Bitcoin-Exchange-Traded-Funds haben in den letzten neun Tagen 2,8 Milliarden Dollar verloren, wobei BlackRocks IBIT mehr als zwei Drittel dieser Abflüsse ausmacht. Der anhaltende Abfluss – der längste seit der Einführung dieser Produkte – hat den Bitcoin-Preis auf 72.745 Dollar gedrückt und wirft die Frage auf, ob die institutionelle Nachfrage nach dem Vermögenswert vorerst ihren Höhepunkt erreicht hat.
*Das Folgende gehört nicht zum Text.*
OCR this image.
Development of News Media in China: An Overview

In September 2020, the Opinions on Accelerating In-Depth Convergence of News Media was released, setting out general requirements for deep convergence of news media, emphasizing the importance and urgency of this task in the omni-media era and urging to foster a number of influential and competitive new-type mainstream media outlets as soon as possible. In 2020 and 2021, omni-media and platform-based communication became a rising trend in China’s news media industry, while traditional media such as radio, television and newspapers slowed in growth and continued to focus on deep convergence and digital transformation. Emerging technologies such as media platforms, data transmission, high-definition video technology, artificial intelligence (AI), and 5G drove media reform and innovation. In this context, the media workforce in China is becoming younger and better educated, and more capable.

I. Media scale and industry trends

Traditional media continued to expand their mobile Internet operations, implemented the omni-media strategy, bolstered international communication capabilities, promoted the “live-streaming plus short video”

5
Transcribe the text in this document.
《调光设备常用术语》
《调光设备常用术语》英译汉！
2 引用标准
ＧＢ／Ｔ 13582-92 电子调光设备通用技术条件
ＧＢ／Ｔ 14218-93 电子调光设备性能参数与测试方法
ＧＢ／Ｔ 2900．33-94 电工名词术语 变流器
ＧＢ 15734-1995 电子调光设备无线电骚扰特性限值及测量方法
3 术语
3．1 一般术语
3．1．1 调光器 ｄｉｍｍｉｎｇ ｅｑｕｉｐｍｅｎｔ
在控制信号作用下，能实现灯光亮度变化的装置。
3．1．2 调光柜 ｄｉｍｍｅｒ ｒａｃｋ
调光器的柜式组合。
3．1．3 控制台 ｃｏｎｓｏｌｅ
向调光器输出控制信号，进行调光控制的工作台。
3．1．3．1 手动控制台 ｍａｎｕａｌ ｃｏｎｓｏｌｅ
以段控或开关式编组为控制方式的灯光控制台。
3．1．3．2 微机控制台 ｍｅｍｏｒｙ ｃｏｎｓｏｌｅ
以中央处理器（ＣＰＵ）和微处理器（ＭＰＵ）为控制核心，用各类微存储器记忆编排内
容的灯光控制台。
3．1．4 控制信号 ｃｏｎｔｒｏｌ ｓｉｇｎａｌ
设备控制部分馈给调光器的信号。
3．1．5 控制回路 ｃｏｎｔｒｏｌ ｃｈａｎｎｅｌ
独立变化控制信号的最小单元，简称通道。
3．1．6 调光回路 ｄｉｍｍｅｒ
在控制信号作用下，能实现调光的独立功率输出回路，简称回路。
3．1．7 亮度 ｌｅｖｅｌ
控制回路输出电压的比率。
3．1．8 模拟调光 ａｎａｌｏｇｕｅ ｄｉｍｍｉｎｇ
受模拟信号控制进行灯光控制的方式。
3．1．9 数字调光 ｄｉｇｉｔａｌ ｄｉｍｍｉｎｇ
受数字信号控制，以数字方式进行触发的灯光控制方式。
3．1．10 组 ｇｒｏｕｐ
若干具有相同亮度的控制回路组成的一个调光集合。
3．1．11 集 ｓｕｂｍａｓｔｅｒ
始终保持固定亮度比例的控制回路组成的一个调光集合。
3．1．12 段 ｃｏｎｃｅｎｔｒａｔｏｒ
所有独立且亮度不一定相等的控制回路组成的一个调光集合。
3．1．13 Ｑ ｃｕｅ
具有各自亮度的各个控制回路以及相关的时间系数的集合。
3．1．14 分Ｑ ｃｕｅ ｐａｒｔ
IBIT verlor 2 Milliarden Dollar
BlackRocks IBIT, der größte Spot-Bitcoin-ETF nach Vermögenswerten, verzeichnete in diesem Neuntagezeitraum Abflüsse von 2 Milliarden Dollar. Das entspricht etwa 71 % der gesamten Abflüsse aller Bitcoin-ETFs in diesem Zeitraum. Kein einzelnes Ereignis löste die Rücknahmen aus; vielmehr zeigen die Daten einen stetigen, täglichen Abfluss, der sich gegen Ende der Woche beschleunigte.
Neuntägige Serie
Die Abflussserie erstreckt sich vom 22. Mai bis zum 30. Mai – neun aufeinanderfolgende Handelstage mit Netto-Rücknahmen. Zum Vergleich: Der bisherige Rekord lag bei fünf Tagen und stammt aus dem März. Die Beständigkeit deutet auf einen koordinierten Rückzug institutioneller Anleger hin, nicht auf panikartige Verkäufe von Privatanlegern. Die meisten Abflüsse stammten aus größeren Blockgeschäften, die typisch für das Neugewichten oder Gewinnmitnahmen von Vermögensverwaltern sind.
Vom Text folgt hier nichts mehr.